Critical Ledger Nano S Update Fixes Security Gap, Adds More Concurrent Currency Support!
A mandatory (by 3/20) update is available for the Ledger Nano S hardware wallet. However, if some of the buzz on Twitter is to be believed, you should not wait to get it.
According to Saleem Rashied on Twitter, who claims to be (though I have not verified) a security researched involved in testing the wallet, this is a much more serious update than is being implied by the official documentations. Given the strenuous nature of the language, and the lack of any real reason to delay the update, I'm inclined to err on the side of caution and simply update immediately.
Now, onto the less critical but more exciting!
One of the main drawbacks of the Ledger Nano S was the extremely limited memory. This prevented loading the applications for more than about 4-5 coins at once, and created problems with memory fragmentation wherein if you repeatedly installed and uninstalled coin storage applications, you would need to factory reset eventually to reclaim fragmented memory storage or face ever dwindling capacity.
This design is actually an additional layer of security and not necessarily a design flaw. By limiting the memory on the Nano S, Ledger also substantially limited the capacity available for any attacker to use to attempt to load or inject any malicious code or applications.
However, thanks to this update the coin applications have been optimized to make better use of the minimal storage, and coins with similar structures (such as forks) have been streamlined to reduce capacity usage. The end result is an upgrade to an expected capacity of approximately 12 coins (or 11 coins + Ethereum and all ERC20s in one slot with MyEtherWallet.)
As usual, I recommend the Ledger Nano S as the best hardware wallet security option (that I have used personally.) If you properly employ it, your cryptocurrency is almost completely protected short of you being physically taken hostage / your physical wallet stolen and pin compromised.
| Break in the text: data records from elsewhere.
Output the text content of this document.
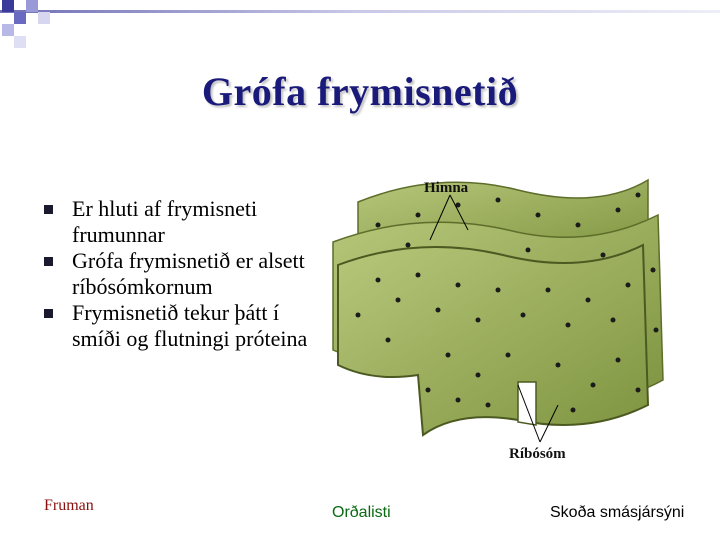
Grófa frymisnetið
Er hluti af frymisneti frumunnar
Grófa frymisnetið er alsett ríbósómkornum
Frymisnetið tekur þátt í smíði og flutningi próteina
Himna
Ríbósóm
Fruman	Orðalisti	Skoða smásjársýni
We also have a Radio Station! (click me)
...and a 10,000+ active user Discord Chat Server! (click me)
Sources: Google, Steemit, Twitter (Saleem Rashid), TheMarkyMark
Copyright: Ledger, LedgerWallet.com
A few days ago, I read another article that caused me a lot of concern so I updated my wallet this afternoon to avoid any security issues associated with the problem being corrected. I'm glad Ledger released an update to make the Nano S more difficult to hack.
Hopefully, it's back to "impossible to hack."
Great news! I bought a Ledger Nano S recently, but since I heard updates were coming, I've decided to wait before using it. :-D
your post is very good
I haven't yet gotten one of these but I think it is about time. I was never serious about crypto but steemit is changing that for me in a big way. It's time for some protection.
Nano S is worthless without security... Great innovation!
Lol.
It's a forever factory reset problem an issue that will never solve with software update alone.
LOL, just got my yesterday ahead of the expected ship date. Was not firmware upgrade but were upgrades to wallets, least the prime 3... btc, eth and ltc. Did notice no memory space when trying to load 4th wallet. Was a bit tricky to get wallets to open. Had to go in wallet and click no to browser support. And needed to d/l independent eth walled. Was able to put coin in all after a while of trying a. I used legacy instead of segwit w/ all coins. That may be reason I didn't get space . idk
Yes, the instructions always have you turn off browser support. Works ok for me once I do that. A bit clunky, but that's what you get with this sort of design.
After you update the firmware you'll be able to add more coins.
Thank you for sharing!~
Very nice post...Support you!
Update was fairly painless. I had to uninstall a few apps to make room for the update. Easily added them back after the update and all wallets are intact and looking good.